Much was made in the media of the Commission's insistence that Microsoft offer a version of Windows without Windows Media Player bundled, and of the record fines imposed upon Microsoft. However the fines mean little to a company as rich as Microsoft. The most important part of the judgement was the Commission's insistence that Microsoft be forced to publish the protocols used by Windows clients and servers under "reasonable" and "non-discriminatory" terms.

"Microsoft can destroy any single commercial company," Allison says. "As soon as you depend on a revenue stream Microsoft can choke it off. They can destroy you. The only reason they haven't been able to do anything to us is because we don't have a revenue stream. Linux doesn't have a revenue stream. Samba doesn't have a revenue stream.

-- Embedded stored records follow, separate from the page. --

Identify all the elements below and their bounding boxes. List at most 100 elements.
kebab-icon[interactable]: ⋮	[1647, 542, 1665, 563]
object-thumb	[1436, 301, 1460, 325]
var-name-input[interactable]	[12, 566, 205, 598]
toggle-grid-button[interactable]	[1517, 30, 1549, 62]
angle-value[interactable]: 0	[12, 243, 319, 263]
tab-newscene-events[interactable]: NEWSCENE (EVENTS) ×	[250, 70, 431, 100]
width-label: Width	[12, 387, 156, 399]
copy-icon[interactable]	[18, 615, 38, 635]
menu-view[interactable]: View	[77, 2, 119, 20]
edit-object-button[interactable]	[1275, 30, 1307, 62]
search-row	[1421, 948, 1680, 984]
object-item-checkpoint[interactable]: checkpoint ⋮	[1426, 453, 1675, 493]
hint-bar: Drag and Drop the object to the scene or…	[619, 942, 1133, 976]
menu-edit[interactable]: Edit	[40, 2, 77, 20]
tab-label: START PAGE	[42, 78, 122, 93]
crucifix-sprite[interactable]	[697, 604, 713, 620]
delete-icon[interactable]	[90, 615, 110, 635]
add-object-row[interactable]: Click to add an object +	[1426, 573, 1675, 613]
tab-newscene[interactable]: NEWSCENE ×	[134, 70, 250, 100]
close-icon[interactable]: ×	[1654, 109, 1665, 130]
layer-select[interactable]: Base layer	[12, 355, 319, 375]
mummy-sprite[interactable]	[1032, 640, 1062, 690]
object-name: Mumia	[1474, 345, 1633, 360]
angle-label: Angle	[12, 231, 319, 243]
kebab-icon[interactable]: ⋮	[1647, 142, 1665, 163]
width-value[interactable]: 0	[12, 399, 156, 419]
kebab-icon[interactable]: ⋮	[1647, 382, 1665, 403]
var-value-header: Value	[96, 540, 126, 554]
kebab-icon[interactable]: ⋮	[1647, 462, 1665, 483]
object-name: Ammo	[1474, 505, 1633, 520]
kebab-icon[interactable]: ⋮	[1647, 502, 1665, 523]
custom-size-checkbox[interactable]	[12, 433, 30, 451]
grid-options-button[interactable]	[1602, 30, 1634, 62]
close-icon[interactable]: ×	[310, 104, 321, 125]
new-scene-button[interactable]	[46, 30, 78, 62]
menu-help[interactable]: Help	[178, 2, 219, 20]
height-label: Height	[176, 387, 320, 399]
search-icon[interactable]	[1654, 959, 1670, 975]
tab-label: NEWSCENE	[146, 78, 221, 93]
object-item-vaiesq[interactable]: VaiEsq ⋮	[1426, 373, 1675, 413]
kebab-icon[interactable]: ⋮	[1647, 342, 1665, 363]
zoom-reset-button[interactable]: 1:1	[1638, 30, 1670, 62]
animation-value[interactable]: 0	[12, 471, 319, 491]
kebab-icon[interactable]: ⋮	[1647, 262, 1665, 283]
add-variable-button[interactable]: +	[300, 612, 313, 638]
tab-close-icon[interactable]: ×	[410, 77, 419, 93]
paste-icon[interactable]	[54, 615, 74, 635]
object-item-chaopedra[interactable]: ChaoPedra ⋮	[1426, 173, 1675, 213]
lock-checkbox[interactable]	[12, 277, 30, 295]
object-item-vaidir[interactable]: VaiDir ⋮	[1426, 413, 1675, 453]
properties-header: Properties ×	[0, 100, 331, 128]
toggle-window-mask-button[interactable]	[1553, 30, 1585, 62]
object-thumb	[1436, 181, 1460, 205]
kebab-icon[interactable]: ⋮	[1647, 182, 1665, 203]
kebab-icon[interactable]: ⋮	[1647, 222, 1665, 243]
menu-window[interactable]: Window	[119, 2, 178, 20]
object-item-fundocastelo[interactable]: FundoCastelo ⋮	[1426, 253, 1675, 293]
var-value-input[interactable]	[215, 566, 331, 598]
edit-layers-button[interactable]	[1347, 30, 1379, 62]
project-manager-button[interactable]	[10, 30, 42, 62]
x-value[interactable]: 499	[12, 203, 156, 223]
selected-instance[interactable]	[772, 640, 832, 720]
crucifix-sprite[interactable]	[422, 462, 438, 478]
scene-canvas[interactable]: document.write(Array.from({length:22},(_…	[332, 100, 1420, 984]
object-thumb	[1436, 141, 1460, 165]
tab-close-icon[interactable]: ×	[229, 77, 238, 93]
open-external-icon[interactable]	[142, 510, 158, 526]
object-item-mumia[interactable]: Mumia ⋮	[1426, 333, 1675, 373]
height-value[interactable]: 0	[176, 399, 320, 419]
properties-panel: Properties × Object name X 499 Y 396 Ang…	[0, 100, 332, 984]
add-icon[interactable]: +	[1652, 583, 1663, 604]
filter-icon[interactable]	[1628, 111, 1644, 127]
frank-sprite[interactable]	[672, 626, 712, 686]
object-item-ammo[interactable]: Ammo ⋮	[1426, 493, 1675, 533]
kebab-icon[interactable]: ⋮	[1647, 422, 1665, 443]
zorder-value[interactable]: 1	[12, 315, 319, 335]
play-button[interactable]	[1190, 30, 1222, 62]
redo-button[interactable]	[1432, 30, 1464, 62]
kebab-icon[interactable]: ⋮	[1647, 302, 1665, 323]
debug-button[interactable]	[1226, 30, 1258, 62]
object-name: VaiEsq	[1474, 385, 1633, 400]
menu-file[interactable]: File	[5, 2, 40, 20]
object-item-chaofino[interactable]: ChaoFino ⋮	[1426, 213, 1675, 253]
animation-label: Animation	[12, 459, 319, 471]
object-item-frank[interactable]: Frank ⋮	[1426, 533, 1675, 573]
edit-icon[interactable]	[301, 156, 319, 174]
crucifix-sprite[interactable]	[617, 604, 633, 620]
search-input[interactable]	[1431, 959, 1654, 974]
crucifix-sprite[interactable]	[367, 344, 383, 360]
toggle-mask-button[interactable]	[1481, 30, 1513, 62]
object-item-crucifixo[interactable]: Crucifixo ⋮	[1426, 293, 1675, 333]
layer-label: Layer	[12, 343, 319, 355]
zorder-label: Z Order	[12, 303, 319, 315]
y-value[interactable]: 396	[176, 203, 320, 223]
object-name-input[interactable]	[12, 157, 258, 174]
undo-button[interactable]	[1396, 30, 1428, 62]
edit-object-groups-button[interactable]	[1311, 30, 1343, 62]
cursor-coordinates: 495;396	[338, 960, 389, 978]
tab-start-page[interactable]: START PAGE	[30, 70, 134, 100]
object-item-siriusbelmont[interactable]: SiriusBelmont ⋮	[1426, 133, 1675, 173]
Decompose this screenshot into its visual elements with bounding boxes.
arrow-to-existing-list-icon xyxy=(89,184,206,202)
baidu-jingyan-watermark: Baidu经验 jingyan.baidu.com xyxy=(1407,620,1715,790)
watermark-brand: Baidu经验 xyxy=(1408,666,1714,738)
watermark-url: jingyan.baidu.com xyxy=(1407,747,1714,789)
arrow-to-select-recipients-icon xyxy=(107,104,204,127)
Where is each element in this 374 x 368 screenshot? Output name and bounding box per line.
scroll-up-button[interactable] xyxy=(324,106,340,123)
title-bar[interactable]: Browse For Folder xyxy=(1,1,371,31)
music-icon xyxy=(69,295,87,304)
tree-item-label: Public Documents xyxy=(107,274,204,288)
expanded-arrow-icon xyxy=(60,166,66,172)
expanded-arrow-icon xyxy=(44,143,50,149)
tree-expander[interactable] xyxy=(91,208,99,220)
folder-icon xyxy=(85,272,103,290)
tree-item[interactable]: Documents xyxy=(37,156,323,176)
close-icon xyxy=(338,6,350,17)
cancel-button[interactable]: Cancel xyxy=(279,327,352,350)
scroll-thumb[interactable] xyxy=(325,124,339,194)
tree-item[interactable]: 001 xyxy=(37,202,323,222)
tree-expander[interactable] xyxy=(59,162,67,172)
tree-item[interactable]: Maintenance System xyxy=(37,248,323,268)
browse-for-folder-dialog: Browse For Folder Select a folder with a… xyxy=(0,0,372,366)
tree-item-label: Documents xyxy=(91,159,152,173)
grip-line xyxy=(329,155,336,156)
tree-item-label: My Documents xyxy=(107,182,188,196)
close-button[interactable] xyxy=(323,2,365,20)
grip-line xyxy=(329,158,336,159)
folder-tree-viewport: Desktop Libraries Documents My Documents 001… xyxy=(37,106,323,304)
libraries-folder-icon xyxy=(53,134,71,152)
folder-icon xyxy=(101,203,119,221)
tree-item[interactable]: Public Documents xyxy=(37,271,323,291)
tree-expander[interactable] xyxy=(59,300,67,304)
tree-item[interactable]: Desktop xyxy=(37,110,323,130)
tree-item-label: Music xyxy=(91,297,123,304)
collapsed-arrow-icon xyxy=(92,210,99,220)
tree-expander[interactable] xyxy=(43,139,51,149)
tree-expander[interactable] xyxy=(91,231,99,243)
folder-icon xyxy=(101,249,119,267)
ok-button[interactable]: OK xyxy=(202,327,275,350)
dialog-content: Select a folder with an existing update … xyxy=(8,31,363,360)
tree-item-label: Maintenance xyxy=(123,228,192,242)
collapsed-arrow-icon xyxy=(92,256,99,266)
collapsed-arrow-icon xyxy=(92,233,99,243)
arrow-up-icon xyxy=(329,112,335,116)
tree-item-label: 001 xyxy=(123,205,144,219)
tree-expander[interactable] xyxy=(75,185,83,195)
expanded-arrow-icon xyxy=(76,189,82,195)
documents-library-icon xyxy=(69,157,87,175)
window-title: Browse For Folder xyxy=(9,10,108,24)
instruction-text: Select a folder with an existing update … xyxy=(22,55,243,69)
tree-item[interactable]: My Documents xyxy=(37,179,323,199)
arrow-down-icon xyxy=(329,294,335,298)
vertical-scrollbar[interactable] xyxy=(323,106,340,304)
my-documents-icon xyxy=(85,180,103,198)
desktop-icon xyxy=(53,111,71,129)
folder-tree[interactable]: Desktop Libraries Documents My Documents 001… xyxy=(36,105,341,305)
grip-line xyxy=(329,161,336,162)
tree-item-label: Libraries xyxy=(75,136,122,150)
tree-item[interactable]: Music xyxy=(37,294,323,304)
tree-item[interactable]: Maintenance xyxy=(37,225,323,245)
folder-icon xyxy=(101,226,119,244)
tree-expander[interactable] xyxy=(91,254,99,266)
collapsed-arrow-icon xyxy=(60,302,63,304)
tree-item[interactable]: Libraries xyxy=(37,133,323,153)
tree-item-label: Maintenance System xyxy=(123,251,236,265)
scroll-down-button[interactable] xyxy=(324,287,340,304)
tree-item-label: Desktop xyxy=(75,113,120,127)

So the standard response, which is, 'Its a commercial competitor. Let's kill them off', just doesn't work. Allowing Microsoft to keep control of the protocol gives Microsoft control of the revenue stream..."

In response to the decision, the Samba team and the Software Freedom Law Center, under the auspices of Professor Eben Moglen, announced the creation of the Protocol Freedom Information Foundation (PFIF), a non-profit organization which has negotiated a one-off agreement with Microsoft "to receive the protocol documentation needed to fully interoperate with the Microsoft Windows workgroup server products and to make them available to Free Software projects such as Samba."

"The agreement allows the publication of the source code of the implementation of these protocols without any further restrictions. This is fully compatible with versions two and three of the GNU General Public License (GPL)." It was also announced that "no per-copy royalties are required from the PFIF, Samba developers, third party vendors or users and no acknowledgement of any patent infringement by Free Software implementations is expressed or implied in the agreement."